2. Don’t Put the Gate off the Ground
Kids are really crafty, and they’re surprisingly able to fit through tiny spaces. It’s a common problem to need a taller gate, but one of the worst mistakes you can make when babyproofing is putting your baby gate a few inches off the ground instead.
You may be gaining height, but you’re adding instability and the opportunity for your little one to slip under and tumble down.
Make sure the baby gate you buy is tall enough to restrict your child. If your baby grows too fast and the baby gate becomes a hazard, either get a new taller one or think of a new way to restrict access.
3. Don’t Put Two Gates Together
We get it. Few things are more frustrating than when you attempt to put up your baby gate and realize your doorway is too wide. It can be tempting to just put two gates together to extend the width — or even stack them for height.
But this solution is really dangerous. When you fasten gates together, they lose their stability and create a hazard for curious babies. Any time you deviate from the manufacturer’s directions, you create more risks for your baby.
4. Don’t Try to Rig a Gate
I’ve seen some crazy baby gate contraptions, and I can firmly say none of them have been safe.
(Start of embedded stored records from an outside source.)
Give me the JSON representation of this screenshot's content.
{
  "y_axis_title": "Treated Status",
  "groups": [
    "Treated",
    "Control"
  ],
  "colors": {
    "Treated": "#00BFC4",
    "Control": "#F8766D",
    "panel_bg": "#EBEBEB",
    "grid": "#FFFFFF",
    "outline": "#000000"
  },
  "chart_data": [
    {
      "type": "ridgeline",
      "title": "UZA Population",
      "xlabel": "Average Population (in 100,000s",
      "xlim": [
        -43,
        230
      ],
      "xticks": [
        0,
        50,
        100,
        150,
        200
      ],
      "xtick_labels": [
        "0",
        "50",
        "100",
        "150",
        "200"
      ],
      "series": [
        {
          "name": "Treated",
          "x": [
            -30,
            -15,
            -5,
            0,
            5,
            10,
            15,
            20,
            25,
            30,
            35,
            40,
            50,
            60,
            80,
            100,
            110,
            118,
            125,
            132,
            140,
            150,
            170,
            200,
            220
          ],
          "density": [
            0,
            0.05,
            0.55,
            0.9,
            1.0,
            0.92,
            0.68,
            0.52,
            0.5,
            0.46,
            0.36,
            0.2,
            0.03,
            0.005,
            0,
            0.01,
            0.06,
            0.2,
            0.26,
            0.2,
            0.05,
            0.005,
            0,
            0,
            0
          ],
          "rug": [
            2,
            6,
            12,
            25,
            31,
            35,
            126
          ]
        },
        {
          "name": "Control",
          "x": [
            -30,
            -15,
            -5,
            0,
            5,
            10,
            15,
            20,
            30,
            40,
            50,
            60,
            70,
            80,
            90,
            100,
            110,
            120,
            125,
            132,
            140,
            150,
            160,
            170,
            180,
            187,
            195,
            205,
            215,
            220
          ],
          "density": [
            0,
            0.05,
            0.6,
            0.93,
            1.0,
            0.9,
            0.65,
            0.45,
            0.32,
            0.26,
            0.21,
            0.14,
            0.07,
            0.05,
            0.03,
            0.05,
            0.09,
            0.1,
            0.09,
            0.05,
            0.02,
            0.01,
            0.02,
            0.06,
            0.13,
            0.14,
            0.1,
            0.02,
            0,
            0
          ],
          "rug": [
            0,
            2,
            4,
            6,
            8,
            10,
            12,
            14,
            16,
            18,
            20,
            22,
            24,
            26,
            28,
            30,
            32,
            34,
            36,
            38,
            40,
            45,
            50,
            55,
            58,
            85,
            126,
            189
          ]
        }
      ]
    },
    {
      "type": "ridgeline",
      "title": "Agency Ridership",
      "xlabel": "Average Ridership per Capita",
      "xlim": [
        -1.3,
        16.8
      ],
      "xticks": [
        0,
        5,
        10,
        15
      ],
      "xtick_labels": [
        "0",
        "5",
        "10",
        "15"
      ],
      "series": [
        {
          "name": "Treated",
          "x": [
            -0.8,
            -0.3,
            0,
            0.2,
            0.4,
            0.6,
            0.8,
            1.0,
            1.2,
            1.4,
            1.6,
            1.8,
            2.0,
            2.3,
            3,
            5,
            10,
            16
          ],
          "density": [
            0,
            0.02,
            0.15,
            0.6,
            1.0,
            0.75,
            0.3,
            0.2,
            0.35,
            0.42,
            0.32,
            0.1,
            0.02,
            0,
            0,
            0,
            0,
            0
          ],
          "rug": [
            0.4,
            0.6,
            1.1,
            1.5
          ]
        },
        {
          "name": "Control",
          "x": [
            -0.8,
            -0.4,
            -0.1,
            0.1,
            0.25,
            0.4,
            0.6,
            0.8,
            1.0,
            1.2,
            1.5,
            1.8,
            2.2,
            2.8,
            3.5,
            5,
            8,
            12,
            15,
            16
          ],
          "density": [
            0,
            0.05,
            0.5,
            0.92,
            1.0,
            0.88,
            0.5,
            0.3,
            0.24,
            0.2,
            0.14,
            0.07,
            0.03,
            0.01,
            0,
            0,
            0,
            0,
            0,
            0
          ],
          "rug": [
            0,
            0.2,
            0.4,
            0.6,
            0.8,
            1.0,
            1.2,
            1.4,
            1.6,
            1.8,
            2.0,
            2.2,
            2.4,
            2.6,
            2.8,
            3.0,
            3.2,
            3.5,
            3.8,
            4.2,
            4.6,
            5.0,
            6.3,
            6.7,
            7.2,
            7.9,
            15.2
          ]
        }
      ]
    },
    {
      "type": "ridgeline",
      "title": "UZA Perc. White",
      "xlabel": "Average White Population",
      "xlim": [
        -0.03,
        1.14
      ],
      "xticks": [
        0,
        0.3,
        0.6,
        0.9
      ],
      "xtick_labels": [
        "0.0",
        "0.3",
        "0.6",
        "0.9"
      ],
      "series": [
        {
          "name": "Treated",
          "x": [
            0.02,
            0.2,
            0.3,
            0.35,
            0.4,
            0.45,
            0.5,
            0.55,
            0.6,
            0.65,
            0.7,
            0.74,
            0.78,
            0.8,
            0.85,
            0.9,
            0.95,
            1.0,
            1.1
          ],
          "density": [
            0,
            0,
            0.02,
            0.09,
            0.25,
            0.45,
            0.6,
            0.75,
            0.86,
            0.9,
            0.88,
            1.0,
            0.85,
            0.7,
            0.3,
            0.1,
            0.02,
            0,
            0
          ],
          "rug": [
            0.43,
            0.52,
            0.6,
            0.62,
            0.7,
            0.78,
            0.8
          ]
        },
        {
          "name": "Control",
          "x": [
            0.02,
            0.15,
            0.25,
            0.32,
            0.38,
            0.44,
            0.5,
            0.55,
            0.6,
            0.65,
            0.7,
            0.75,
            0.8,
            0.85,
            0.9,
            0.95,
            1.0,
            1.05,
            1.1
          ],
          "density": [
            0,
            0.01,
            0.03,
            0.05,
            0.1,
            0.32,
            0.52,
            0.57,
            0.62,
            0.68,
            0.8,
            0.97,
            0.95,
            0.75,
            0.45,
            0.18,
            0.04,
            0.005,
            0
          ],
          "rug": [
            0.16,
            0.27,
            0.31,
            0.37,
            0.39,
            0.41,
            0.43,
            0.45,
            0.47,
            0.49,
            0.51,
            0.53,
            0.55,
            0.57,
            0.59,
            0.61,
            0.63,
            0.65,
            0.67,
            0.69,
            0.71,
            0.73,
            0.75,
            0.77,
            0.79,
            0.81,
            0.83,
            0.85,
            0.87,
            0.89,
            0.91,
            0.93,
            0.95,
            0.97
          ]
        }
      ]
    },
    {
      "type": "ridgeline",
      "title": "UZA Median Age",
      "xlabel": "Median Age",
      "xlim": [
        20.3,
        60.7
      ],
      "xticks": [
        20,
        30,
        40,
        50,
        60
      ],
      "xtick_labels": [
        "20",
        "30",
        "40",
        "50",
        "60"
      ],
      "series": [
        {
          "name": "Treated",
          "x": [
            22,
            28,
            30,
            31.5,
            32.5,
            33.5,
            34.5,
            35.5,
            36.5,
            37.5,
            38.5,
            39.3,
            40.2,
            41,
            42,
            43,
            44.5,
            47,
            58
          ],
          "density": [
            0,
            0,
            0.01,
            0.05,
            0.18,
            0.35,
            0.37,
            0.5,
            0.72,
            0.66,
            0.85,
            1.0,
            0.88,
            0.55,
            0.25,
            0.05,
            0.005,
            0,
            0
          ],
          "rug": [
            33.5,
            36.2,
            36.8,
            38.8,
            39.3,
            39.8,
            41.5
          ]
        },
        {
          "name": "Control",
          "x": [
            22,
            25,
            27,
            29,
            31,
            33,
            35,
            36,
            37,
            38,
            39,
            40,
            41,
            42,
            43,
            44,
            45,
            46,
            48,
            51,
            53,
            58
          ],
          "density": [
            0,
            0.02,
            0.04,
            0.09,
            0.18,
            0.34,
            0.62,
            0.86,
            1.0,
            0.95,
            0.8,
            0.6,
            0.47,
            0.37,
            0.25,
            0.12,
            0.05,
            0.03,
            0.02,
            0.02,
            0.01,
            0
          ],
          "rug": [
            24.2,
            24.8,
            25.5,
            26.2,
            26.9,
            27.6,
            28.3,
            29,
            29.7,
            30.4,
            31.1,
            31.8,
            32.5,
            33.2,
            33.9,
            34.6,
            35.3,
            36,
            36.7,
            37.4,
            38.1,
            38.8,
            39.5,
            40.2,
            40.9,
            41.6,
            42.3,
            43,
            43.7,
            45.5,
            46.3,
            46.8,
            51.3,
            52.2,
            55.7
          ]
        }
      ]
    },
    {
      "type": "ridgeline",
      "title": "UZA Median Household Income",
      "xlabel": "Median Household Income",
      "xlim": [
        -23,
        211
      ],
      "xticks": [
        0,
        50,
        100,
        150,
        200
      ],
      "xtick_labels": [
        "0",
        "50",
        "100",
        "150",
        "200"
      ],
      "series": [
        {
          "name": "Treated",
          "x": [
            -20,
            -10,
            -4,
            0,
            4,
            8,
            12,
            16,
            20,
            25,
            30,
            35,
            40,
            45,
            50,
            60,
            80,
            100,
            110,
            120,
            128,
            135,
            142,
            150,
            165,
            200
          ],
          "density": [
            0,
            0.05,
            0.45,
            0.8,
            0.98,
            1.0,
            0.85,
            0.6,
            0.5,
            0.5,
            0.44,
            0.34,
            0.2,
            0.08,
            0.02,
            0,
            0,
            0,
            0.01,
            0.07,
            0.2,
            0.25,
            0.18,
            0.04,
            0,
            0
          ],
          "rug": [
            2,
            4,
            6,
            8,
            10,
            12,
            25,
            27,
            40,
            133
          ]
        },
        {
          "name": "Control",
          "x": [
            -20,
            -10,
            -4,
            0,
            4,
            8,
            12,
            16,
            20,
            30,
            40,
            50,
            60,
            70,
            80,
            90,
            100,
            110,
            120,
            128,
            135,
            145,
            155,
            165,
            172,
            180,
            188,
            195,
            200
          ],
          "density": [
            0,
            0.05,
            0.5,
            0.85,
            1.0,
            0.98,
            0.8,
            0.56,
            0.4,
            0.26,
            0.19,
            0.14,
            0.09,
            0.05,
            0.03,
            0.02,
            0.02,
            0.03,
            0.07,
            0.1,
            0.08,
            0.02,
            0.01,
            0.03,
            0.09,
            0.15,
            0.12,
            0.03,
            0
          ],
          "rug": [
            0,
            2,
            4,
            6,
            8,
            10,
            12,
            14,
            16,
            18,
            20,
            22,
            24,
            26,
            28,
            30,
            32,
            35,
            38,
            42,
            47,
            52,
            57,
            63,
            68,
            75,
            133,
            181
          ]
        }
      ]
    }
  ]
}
If you’re using a baby gate, don’t modify it in any way that isn’t approved by the manufacturer.
This includes raising it above the ground and shoving towels underneath or putting wooden blocks on the sides of the gate to make it fit into a doorway.
An excellent way to avoid this frustration and temptation is to carefully and accurately measure your doorway before choosing a baby gate, and check the measurements of the gates you plan to buy. Don’t even bother getting one that doesn’t fit your numbers.
Are Your Stairs Prepared?
By making your stairs one of the entirely off-limits places for children under the age of 2, you can help prevent tons of injuries.
By choosing the right baby gate and following directions instead of modifying them, you can ensure your little one’s safety and your own security.